Celui qui part vit d’abord une fin et une rupture. Ce moment le ramène à l’évidence qu’une grande part de sa vie est derrière lui. Physiquement, il quitte son entourage qui parfois l’a accompagné depuis de longues années. Ce deuil est toujours chargé de tristesse. S’y ajoute la perte de pouvoir et de statut social. D’un seul coup, celui dont les avis et les décisions avaient un poids perd cette capacité d’influence. Il est perçu plus par son passé que par son présent. Pire encore, il va être comparé à son successeur. Sauf que le successeur, étant aux manettes, a sa performance devant lui, alors que le partant ne peut plus que constater ses succès et ses erreurs révolus. La tentation est grande de choisir un successeur qui ne fasse pas d’ombre, car de toute façon l’entourage comparera.

Pour l’arrivant, c’est une autre forme de choc. Alors qu’il débute, tous vont l’évaluer sur ses premiers pas. L’impression qu’il donne au départ pourrait lui coller à la peau longtemps. Il est observé sur sa façon de se positionner.

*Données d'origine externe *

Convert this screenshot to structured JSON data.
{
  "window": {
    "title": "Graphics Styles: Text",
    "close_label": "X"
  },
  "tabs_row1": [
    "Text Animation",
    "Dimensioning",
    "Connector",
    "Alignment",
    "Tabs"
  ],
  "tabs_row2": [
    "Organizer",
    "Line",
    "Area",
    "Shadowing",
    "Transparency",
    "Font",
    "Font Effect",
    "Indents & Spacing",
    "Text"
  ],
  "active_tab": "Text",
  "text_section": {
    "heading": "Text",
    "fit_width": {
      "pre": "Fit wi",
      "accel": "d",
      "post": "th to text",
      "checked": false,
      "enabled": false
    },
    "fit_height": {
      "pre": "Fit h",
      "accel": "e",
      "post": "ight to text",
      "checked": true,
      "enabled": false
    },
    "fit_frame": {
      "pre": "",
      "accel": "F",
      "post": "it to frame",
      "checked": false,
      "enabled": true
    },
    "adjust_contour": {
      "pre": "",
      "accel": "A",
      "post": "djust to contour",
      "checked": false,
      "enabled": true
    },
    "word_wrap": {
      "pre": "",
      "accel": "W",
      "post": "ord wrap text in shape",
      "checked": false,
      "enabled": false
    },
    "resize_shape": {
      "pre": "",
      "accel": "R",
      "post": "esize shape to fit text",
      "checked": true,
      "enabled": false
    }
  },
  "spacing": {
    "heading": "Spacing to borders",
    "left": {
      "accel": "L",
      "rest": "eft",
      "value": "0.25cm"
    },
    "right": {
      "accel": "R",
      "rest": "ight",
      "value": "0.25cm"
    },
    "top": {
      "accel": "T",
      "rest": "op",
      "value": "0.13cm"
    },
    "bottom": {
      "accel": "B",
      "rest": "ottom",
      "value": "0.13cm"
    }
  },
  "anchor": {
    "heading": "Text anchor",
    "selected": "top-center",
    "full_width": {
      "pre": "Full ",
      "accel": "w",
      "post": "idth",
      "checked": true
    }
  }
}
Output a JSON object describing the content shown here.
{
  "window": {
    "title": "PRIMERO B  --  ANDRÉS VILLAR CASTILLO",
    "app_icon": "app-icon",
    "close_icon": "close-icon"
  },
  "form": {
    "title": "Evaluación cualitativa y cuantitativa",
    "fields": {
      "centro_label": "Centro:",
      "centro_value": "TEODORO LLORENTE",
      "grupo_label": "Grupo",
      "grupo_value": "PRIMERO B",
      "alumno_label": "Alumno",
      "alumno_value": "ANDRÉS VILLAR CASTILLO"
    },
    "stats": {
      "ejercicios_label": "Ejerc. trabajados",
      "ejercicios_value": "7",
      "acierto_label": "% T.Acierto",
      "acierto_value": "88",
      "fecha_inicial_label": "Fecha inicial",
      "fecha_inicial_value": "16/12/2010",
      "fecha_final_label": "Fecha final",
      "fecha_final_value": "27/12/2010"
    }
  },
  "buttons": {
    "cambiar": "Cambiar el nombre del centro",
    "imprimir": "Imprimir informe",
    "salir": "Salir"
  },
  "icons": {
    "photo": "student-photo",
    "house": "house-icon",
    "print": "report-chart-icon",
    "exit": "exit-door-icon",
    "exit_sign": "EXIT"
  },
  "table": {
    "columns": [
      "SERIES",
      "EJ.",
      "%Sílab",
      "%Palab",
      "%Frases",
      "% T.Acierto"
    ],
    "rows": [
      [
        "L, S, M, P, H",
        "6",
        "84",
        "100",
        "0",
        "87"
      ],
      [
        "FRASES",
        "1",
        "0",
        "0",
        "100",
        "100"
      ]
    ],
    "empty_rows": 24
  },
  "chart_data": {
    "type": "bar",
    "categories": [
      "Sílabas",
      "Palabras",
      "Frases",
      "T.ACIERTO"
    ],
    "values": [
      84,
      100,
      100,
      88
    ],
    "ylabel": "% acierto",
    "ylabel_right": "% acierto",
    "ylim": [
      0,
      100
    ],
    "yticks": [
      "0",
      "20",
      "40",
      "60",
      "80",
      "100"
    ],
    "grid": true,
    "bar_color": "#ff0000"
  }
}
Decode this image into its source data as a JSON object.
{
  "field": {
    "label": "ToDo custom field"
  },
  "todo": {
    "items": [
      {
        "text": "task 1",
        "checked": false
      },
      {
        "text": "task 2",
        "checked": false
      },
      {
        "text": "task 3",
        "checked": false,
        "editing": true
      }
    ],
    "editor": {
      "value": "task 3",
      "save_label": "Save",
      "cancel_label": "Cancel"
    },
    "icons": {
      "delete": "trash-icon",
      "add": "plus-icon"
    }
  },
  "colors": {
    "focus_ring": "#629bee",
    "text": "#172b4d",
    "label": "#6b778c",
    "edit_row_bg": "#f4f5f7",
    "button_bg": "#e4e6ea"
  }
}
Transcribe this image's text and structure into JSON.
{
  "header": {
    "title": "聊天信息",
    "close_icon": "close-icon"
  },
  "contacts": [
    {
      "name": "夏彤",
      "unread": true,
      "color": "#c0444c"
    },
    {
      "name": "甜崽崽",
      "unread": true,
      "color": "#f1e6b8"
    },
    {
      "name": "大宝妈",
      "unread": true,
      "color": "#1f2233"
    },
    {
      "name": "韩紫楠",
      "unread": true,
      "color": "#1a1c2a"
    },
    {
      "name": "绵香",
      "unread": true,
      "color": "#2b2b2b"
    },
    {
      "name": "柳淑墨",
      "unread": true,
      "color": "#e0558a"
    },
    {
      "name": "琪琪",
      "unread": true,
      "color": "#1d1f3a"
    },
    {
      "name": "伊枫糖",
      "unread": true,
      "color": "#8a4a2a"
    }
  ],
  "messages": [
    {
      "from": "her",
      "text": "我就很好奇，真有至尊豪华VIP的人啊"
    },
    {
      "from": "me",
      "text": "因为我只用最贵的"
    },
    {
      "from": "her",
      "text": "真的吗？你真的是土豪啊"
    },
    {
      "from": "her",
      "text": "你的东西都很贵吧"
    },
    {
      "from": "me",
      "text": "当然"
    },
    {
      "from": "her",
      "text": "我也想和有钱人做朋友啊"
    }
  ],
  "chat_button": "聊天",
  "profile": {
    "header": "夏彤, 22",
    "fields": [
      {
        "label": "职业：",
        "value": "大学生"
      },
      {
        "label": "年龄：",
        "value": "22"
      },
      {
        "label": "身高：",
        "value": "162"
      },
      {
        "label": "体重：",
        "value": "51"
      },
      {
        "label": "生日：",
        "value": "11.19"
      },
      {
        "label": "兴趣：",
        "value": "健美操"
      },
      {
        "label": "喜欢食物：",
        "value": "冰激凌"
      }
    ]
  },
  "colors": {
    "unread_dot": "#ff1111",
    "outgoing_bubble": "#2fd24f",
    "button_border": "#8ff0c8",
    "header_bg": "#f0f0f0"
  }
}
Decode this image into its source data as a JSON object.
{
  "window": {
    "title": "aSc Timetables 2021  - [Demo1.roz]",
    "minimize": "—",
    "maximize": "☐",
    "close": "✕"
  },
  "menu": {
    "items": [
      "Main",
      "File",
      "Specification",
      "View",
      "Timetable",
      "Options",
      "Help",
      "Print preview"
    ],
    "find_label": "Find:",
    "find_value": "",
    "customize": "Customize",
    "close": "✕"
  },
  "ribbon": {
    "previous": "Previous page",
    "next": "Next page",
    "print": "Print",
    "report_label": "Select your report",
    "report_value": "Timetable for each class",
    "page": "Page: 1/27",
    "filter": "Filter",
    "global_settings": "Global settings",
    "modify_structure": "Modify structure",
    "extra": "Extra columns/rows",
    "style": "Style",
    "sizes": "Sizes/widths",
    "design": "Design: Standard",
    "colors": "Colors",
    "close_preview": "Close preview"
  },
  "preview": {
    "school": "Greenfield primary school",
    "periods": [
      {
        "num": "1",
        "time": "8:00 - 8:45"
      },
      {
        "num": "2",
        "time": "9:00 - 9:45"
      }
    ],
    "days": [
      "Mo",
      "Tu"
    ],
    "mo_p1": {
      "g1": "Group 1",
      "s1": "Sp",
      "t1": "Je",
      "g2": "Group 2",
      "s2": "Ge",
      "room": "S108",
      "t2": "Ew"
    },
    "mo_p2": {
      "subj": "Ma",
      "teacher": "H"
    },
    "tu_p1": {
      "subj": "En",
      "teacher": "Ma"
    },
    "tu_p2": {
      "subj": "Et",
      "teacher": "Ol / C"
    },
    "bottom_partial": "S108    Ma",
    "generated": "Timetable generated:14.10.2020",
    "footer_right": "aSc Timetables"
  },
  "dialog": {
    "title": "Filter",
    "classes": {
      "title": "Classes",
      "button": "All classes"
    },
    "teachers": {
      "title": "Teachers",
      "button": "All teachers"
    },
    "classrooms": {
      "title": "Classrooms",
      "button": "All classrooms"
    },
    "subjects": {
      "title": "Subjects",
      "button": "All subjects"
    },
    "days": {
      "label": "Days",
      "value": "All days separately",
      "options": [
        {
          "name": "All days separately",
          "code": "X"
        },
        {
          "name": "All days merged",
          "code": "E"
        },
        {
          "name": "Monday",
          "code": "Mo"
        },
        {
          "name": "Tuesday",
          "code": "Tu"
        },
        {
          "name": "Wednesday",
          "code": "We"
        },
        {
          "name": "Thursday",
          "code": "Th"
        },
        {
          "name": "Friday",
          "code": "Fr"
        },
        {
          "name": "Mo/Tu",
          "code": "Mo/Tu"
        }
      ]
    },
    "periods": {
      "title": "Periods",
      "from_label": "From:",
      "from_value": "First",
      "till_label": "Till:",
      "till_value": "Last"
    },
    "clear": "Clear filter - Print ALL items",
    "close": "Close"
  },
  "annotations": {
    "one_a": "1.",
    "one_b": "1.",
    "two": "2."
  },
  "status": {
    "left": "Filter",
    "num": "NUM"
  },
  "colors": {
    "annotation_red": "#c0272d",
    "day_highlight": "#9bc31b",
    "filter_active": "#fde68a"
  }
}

Tout est donc fait pour mettre les protagonistes en rivalité l’un avec l’autre. Rivalité diachronique où l’un ayant fini ne peut plus que commenter et l’autre étant actif a le pouvoir de défaire ce qu’a fait son prédécesseur.

A chacun de trouver la bonne posture pour réussir une succession. Cela suppose d’accepter que l’on est avant tout un passeur. Le dirigeant influe le cours d’une histoire dont il n’est qu’un des acteurs. Tant son entourage que les commentateurs le poussent à se considérer comme celui dont tout dépend, qui porte tous les mérites des succès et les opprobres des échecs. Rien n’est plus dangereux que cette toute-puissance. Elle le conduit à tout centraliser tant qu’il est aux manettes et à ne pas supporter de les lâcher. Au risque de gâcher sa sortie.